In this day and age, a sedan is a novelty. And a budget-friendly family sedan which is not a yawn to look at nor to drive is an even bigger novelty.

Hyundai's Avante is one such sedan. Despite its age, it manages to stand out in a rising tide of sport utility vehicles (SUVs) and crossovers.

The car was previously known as the Elantra. The sixth-generation Elantra was launched here three years ago. This latest Avante is a facelift of that car.

Mechanically, there is no material change in the Avante. Hyundai says the 1.6-litre inline-four engine and six-speed autobox are better paired to offer a smoother progress.

At the wheel, this is not apparent. But that is not an indictment. The original car was competent in this area and the facelifted version remains very much so.

While an output of 126bhp and 155Nm is relatively modest, the Hyundai is not averse to higher revs, which are often required for it to keep pace with faster traffic.

Even when nearing 5,000rpm, the Avante remains unusually calm for a 1.6-litre mass-market model. The inevitable rise in decibels aside, that is. Its only drawback is a higher-than-expected fuel consumption of close to 12 litres for 100km - much higher than its stated 6.7 litres for 100km.

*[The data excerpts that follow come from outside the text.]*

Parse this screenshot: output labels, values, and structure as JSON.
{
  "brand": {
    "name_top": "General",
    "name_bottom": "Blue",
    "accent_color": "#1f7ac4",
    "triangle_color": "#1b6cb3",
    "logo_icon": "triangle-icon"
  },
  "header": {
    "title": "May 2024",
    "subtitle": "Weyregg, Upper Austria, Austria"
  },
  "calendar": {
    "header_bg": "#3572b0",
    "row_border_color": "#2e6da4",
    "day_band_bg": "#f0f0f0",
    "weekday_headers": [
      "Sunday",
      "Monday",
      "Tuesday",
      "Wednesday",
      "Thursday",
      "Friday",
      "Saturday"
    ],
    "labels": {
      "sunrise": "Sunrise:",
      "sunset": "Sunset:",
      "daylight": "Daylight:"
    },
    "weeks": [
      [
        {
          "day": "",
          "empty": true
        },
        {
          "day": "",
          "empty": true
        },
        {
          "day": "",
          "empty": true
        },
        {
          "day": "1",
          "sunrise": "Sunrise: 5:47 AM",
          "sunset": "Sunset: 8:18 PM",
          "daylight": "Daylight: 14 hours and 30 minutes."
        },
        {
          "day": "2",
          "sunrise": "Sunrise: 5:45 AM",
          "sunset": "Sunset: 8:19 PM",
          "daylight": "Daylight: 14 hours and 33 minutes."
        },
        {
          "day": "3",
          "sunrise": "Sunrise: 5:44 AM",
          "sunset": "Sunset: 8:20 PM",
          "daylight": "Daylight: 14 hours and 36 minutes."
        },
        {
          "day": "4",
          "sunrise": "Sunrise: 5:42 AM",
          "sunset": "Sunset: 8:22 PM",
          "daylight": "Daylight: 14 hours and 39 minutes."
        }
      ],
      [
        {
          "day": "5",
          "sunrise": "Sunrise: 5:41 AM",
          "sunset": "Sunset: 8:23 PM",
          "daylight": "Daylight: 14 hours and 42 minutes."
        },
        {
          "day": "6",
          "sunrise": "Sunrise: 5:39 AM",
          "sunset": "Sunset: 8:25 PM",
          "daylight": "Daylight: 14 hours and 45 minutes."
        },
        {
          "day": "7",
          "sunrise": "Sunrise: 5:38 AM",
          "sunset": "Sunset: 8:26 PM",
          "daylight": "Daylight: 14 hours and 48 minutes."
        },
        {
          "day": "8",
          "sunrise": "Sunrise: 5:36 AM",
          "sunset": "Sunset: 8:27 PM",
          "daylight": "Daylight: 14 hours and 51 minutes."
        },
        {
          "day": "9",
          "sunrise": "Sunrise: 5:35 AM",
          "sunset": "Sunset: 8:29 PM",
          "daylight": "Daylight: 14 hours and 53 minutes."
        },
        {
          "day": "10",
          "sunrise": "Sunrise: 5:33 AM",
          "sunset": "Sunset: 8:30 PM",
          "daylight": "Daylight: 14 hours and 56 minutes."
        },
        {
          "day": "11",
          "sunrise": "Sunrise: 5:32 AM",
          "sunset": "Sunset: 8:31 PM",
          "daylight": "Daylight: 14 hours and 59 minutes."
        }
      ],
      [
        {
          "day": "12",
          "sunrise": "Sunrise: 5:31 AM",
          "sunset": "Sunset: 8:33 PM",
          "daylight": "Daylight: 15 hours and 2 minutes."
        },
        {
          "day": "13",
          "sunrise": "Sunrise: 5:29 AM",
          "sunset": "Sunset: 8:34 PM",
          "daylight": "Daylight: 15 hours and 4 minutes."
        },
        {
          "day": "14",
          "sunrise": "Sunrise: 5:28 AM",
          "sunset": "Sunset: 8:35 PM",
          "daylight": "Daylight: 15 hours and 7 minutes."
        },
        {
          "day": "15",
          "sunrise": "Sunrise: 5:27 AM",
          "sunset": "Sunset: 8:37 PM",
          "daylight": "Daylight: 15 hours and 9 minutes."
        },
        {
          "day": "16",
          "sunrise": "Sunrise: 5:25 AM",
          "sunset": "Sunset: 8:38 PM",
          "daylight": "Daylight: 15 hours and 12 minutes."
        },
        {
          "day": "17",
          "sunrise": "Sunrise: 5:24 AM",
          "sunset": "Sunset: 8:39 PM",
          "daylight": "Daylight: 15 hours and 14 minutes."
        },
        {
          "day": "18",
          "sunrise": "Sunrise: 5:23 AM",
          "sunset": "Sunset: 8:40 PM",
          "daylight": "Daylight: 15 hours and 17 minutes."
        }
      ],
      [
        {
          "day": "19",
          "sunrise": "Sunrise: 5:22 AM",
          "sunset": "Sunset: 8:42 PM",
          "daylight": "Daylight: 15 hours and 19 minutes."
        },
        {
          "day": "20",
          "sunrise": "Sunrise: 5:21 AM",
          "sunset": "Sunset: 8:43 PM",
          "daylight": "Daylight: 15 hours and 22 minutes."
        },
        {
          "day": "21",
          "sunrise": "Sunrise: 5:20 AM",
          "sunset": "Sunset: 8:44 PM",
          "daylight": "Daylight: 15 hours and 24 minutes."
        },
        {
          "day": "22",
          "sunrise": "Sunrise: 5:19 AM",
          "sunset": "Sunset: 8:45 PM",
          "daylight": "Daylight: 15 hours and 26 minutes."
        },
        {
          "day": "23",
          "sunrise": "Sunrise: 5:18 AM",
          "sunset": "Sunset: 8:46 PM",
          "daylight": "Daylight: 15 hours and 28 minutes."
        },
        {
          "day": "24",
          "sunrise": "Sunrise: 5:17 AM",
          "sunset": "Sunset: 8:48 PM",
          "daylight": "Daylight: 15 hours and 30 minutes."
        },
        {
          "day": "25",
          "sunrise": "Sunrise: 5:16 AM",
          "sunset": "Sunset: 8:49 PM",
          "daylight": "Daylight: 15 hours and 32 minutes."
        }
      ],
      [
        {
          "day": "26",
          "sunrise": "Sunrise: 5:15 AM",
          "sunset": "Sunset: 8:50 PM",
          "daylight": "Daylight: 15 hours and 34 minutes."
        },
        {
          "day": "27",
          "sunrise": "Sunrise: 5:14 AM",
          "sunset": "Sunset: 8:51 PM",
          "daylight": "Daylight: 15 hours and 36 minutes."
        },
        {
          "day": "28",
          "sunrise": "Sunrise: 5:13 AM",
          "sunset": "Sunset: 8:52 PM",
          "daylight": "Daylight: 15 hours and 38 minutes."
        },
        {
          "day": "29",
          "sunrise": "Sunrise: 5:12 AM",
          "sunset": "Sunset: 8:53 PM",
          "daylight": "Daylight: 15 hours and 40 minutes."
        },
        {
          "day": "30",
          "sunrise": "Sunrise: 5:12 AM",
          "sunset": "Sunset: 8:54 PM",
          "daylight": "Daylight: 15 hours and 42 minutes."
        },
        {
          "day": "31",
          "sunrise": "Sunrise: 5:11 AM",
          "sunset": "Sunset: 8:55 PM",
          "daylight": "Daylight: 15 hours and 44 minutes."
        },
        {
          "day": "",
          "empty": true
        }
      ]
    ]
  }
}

Its chassis is still fairly impressive despite the passing of years. It has a settled feel usually associated with Continental premium makes, but could do with slightly better body roll mitigation.

What is apparent, though, is how visually different the car is. Hyundai has made enough cosmetic changes to qualify the car as an all-new model.

It sports a sharper and more modern front section, with slim all-LED headlights (Elite variant), a more prominent grille set in a folded bumper assembly housing triangular turning lamps placed like foglamps.

The rear is tweaked too, with a jazzed-up tail-lamp design that completes the contemporary transformation.

The modifications have made the car slightly longer. At 4,620mm, it is just 10mm shorter than the Honda Civic now.

Its wheelbase remains unchanged at 2,700mm, but its rear legroom seems more modest than cars with a similar wheelbase.

The most significant changes pertain to the cockpit. The Avante's infotainment touchscreen has Apple and Android interfaces, allowing you to pair your phone painlessly. Your phone will never run out of juice either, with the car's wireless charging pad.

Hyundai's Corolla beater comes with a revised instrumentation cluster and dual-zone climate control.

The Elite version gets ventilated front seats, which are much appreciated in Singapore.

Keyless access, cruise control, drive mode select, blindspot warning and windscreen with automatic defogging function are part of the package.

The car even has a sensor system which delays door unlocking if it senses an oncoming vehicle.

These are small things which add up to help make the Avante a credible contender in the hotly contested family car segment. Even if the segment is increasingly overrun by crossovers and SUVs.